Traditional ecological knowledge: the Matsés equivalent of a PhD. Most outsiders view the Amazon jungle as a dangerous and hostile environment in which those without basic survival skills will suffer or perish. Yet the Matsés do not just survive, they thrive in their rainforest in comfort and heath, and they owe this to their traditional ecological knowledge of the forest and waterways, which turn these into storehouses of foods, medicines and materials for building dwellings, weapons, tools and ornaments. The comprehensive documentation of this knowledge would require an encyclopedia of many volumes, without taking into account the skills acquired through experience to find, identify and manipulate these resources effectively. As one example, by combining vegetative and geomorphological habitat designations, the Matsés can distinguish 178 different rainforest habitat types. Additionally, a good Matsés medicine man knows more than 1000 medicinal plants.

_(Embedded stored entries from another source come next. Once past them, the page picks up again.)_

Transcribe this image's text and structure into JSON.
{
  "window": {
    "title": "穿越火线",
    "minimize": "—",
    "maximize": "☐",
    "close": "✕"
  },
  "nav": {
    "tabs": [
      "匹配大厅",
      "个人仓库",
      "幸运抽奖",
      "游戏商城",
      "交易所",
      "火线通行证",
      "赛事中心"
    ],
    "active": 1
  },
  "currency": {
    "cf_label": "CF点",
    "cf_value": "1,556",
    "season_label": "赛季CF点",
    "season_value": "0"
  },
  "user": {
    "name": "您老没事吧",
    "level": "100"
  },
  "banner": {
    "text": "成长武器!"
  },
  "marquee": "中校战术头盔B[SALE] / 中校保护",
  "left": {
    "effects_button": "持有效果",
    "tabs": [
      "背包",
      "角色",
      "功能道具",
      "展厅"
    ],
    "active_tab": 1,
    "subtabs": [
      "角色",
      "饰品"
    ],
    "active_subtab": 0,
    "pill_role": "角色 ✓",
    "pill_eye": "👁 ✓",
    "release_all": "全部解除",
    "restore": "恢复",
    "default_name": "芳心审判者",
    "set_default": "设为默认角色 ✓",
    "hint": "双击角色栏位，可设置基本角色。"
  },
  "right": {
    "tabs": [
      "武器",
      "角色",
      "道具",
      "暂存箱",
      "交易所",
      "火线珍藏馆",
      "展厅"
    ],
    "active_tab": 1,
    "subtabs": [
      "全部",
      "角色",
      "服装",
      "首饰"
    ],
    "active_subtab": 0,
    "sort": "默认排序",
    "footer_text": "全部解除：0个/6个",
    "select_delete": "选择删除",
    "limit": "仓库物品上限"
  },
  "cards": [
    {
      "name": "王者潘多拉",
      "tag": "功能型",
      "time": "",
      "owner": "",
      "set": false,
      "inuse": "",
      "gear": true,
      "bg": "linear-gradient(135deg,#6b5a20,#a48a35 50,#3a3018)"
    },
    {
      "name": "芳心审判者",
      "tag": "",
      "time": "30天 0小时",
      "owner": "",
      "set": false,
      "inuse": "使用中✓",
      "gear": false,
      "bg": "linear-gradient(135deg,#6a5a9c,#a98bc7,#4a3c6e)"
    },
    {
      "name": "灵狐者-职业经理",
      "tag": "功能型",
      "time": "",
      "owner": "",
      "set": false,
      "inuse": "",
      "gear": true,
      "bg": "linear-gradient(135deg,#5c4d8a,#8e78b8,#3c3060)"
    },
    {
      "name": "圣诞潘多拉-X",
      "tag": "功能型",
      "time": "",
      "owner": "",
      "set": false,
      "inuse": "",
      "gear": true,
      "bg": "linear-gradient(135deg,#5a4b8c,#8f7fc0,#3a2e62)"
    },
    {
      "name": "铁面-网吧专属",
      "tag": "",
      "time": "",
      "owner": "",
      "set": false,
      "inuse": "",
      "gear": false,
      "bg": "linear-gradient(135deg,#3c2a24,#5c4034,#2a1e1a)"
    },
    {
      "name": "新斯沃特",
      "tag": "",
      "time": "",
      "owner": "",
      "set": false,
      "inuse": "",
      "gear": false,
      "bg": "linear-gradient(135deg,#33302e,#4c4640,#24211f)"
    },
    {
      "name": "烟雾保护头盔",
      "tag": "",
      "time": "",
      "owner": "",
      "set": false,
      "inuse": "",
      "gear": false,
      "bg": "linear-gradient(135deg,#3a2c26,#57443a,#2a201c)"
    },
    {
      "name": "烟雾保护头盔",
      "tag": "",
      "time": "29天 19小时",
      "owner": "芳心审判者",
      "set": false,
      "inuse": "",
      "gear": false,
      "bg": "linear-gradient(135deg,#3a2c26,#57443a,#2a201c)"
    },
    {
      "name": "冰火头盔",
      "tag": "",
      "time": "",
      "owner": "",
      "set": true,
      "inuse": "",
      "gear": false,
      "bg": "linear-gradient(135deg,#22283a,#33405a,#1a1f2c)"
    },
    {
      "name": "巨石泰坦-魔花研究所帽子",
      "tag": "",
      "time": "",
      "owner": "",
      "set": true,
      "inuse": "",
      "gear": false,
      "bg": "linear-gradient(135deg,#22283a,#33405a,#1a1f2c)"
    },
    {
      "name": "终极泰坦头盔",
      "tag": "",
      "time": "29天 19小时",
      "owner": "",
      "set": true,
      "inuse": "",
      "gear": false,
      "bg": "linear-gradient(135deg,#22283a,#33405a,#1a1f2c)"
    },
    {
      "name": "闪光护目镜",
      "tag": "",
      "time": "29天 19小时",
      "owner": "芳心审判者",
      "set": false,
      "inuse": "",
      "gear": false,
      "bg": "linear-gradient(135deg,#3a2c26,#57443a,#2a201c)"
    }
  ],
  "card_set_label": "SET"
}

Since 2013, Acaté has been working directly through on-the-ground initiatives with the Matsés to assist them in maintaining their self-sufficiency and independence as they adapt to the outside world through core domains: sustainable economy, traditional medicine, cultural preservation, ecological protection, education and governance. Our on-the ground capacity-building initiatives that will help them maintain their self-sufficiency and traditional way of life, and at the same time allow them to defend their territory and rights as they interact with the outside world. Through these initiatives, the Matsés will be better able to resist the powerful external forces that threaten the environment they depend on for their survival and sustain their unique way of life. The initiatives bridge generations, inspiring youth that their identity as Matsés can lie in both traditional and modern systems. That to choose one is an artificial choice, one can thrive in the outside world, yet retain a proud identity as Matsés.